We are working with major mental health charities around the national campaign to end mental health discrimination. This campaign is called Time to Change and aims to help people understand the true face of mental health. Check out the myths below and see how clued up about mental health you are.
Myth: Mental health problems are very rare.
Fact: Mental health problems affect one in four people. Often people don’t talk about their problems for fear of being mocked or teased.
Myth: Mental health does not affect young children. Young children are generally happy - if they have problems it's just part of growing up.
Fact: Up to one in five children in the UK have a recognised mental health problem, and many do not receive the treatment they need. Left untreated, these problems can get worse - anyone talking about suicide should be taken very seriously.
Myth: Children are too young to get depressed, it must be something else.
Fact: Depression affects one in every 50 children under 12 years old, and one in every 20 teenagers. That’s over 800,000 children in the UK alone.
Myth: It is a normal part of ageing for old people to be lethargic and to lose interest in activities they used to enjoy. It’s also normal for them to have problems sleeping.
Fact: These are all signs of depression. Depression in the elderly often goes undiagnosed and untreated. The elderly and their families should look out for signs of depression and go to the GP if they are concerned.
Myth: Addicts are weak people. They aren’t sick and money shouldn’t be wasted on helping them get ‘well’.
Fact: Over half of all alcoholics and drug addicts have a mental health problem. The most common are depression and anxiety disorders. Drugs and alcohol can be used as a way of dealing with emotional problems - treating the underlying problem can help with the addiction.
Myth: Homeless people with a mental illness have no chance of recovery.
Fact: Homeless people can be helped by being given access to treatment, support for housing and other services. This can significantly decrease homelessness.
Myth: Troubled youth just need more discipline.
Fact: A report by the Prison Reform Trust estimates that nine out of ten people in prison have mental health problems. Over 90% of imprisoned young offenders have at least one, or a combination of, the following: personality disorder, psychosis, neurotic disorder or problems with substance misuse. In addition, over 30% will have spent time in the care system. Nearly 30% of young women in prison report that they have been sexually abused. These troubled young people have a complicated range of needs and require a combination of services to help with their problems. Increasing discipline is not likely to help.
Myth: You are unlikely to be depressed. You are probably just going through a phase. If you don’t do anything you will probably start to feel better naturally.
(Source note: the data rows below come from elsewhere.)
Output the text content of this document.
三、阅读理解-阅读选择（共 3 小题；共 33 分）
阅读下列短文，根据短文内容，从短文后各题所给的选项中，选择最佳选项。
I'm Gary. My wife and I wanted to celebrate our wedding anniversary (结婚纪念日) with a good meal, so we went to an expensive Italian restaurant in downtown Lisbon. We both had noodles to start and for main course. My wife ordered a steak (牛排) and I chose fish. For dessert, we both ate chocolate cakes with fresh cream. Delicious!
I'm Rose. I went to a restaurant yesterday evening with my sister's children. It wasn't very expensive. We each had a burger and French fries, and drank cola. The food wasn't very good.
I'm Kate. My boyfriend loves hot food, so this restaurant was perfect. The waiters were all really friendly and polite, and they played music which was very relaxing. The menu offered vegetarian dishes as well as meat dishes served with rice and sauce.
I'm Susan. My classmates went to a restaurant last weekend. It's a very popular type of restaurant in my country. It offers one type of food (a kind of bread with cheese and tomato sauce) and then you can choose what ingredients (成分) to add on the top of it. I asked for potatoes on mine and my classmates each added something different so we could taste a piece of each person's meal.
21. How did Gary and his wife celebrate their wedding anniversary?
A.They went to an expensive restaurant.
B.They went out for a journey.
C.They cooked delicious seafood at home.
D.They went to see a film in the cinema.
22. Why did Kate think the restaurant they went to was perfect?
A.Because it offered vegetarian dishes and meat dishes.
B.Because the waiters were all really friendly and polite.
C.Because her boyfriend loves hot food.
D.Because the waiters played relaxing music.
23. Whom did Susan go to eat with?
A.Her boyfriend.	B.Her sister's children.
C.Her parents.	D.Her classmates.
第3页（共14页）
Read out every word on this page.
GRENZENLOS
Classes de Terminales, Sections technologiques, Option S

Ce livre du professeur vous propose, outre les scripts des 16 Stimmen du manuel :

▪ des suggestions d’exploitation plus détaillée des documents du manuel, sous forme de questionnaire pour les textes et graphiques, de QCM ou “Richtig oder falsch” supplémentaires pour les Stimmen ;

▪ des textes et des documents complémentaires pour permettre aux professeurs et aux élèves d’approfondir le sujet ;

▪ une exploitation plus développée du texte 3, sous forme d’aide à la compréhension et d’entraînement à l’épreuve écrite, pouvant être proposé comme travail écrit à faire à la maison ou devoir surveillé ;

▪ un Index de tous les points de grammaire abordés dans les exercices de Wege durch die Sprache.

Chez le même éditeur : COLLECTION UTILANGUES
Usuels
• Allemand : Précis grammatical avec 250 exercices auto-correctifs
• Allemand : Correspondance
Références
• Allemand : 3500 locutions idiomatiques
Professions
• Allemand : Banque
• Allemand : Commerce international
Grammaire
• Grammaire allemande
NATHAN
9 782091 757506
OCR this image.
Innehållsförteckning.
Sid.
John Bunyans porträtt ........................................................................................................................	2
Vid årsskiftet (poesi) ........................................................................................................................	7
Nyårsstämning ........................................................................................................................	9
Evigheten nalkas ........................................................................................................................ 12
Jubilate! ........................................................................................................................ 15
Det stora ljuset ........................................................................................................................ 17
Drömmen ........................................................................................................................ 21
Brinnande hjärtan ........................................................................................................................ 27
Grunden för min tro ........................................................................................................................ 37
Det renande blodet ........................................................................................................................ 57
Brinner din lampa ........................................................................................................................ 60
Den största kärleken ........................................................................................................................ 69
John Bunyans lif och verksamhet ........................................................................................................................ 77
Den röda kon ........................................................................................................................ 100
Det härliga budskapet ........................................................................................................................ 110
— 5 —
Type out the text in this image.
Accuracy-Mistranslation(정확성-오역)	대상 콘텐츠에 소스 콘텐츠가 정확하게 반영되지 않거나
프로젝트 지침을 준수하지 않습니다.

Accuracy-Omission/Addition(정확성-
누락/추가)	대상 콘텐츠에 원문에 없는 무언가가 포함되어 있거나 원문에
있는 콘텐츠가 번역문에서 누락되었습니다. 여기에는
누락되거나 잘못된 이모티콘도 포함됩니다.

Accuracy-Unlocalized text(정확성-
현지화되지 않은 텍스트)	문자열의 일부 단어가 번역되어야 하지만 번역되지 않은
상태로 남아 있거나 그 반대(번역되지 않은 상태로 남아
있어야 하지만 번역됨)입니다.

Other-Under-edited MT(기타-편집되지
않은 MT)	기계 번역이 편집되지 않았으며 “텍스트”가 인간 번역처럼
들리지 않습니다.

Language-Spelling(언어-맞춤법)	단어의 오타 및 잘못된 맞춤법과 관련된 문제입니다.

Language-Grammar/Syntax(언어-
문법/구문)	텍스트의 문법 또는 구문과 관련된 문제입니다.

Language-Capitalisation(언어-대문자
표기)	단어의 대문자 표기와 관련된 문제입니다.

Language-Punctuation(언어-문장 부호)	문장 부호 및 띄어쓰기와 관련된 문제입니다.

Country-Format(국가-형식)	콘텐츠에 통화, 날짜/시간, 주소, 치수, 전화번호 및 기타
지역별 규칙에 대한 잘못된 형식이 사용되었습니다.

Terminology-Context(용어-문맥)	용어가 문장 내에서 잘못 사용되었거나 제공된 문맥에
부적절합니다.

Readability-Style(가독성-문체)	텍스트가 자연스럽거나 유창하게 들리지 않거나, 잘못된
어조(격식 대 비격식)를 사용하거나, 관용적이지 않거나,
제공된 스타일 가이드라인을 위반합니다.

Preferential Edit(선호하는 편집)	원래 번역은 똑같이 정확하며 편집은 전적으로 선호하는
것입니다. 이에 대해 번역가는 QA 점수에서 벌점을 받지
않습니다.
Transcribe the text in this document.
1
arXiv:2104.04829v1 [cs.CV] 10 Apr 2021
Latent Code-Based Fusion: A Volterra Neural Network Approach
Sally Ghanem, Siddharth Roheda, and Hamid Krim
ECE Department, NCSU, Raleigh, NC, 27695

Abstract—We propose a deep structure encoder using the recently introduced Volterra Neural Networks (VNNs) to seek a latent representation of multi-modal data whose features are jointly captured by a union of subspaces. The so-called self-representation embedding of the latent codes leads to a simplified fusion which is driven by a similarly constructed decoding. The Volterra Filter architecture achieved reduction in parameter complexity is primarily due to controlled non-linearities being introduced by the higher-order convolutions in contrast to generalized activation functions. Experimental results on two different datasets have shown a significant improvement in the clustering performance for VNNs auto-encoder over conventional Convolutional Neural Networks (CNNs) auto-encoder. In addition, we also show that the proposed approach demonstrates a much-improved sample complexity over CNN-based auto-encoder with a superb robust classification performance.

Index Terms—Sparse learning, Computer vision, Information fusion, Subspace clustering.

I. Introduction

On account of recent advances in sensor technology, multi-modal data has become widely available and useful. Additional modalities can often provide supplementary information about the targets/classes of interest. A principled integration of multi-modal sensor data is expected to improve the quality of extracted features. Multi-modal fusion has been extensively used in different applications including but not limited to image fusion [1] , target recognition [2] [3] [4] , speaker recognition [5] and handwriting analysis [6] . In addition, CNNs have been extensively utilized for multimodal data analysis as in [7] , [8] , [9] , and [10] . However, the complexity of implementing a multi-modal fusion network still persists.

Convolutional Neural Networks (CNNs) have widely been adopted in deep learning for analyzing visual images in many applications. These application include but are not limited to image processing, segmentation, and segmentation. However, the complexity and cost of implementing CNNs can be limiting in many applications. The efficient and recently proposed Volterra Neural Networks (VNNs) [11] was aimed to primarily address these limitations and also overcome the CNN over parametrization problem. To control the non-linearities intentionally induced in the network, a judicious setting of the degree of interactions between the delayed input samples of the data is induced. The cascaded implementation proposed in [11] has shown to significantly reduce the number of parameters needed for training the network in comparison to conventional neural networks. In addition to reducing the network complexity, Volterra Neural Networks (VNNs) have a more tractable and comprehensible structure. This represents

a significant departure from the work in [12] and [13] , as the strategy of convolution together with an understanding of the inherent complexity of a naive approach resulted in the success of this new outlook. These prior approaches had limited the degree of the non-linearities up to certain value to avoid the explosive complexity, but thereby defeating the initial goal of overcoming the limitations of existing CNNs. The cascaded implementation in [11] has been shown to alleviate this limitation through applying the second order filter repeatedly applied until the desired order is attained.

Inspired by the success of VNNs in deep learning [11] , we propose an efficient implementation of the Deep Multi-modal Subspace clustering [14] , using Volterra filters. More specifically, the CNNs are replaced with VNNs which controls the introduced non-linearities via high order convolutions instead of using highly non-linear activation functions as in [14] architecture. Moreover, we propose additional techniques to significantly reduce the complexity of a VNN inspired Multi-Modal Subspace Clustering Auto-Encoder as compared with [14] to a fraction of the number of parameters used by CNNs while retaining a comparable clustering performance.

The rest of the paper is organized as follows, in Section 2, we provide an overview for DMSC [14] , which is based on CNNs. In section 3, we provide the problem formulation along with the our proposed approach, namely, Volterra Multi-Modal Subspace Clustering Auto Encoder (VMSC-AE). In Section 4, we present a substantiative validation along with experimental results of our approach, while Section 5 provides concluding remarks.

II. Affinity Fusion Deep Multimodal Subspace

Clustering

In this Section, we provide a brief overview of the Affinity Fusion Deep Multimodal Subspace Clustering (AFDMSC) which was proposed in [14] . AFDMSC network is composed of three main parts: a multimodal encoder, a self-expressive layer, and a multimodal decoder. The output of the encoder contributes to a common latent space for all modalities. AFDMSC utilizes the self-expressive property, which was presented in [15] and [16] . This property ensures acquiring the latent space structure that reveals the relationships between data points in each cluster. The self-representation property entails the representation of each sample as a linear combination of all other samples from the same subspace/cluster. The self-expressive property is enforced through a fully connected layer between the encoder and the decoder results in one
Fact: Depression is quite a common condition - about 15% of people will have a bout of severe depression at some point in their lives. However, the exact number of people with depression is hard to estimate because many people do not get help, or are not formally diagnosed. Women are twice as likely to suffer from depression as men, although men are far more likely to commit suicide. This may be because men are more reluctant to seek help for depression. Suffering in silence is not the answer - psychotherapy and/or medication have been shown to help.
Myth: Doctors spend most of their time treating physical health as this is the most common kind of illness and the most important.
Fact: Depression is the most common reason for visiting a GP. Mental health is just as important as physical health. The two are inter-connected, not separate. In fact, mental ill health can cause physical symptoms.
Myth: Mental illness is a personal problem not a business concern.
Fact: Depression is a leading cause of disability in the UK and accounts for a great deal of sickness absence.
Myth: Mental health problems are not real illnesses in the same way that physical illnesses are.
Fact: Brain disorders have been shown to have a genetic and biological cause, in exactly the same way that diabetes and cancer have. There is also evidence that shows they can be treated effectively, through the use of psychological therapies and/or medication for example.
Myth: Schizophrenics are often dangerous and violent. It is common for schizophrenics to kill people.
Fact: Schizophrenics are actually more likely to harm themselves than they are to harm other people. The incidence of violence in schizophrenics is not much higher than in the general population.
Myth: Depressed people are weak. They could snap themselves out of their bad mood if they just concentrated on being positive.
Fact: We know now that depression has nothing to do with being weak. Depression comes from changes in the brain that result in very real symptoms. Psychotherapy and/or medication has been shown to help.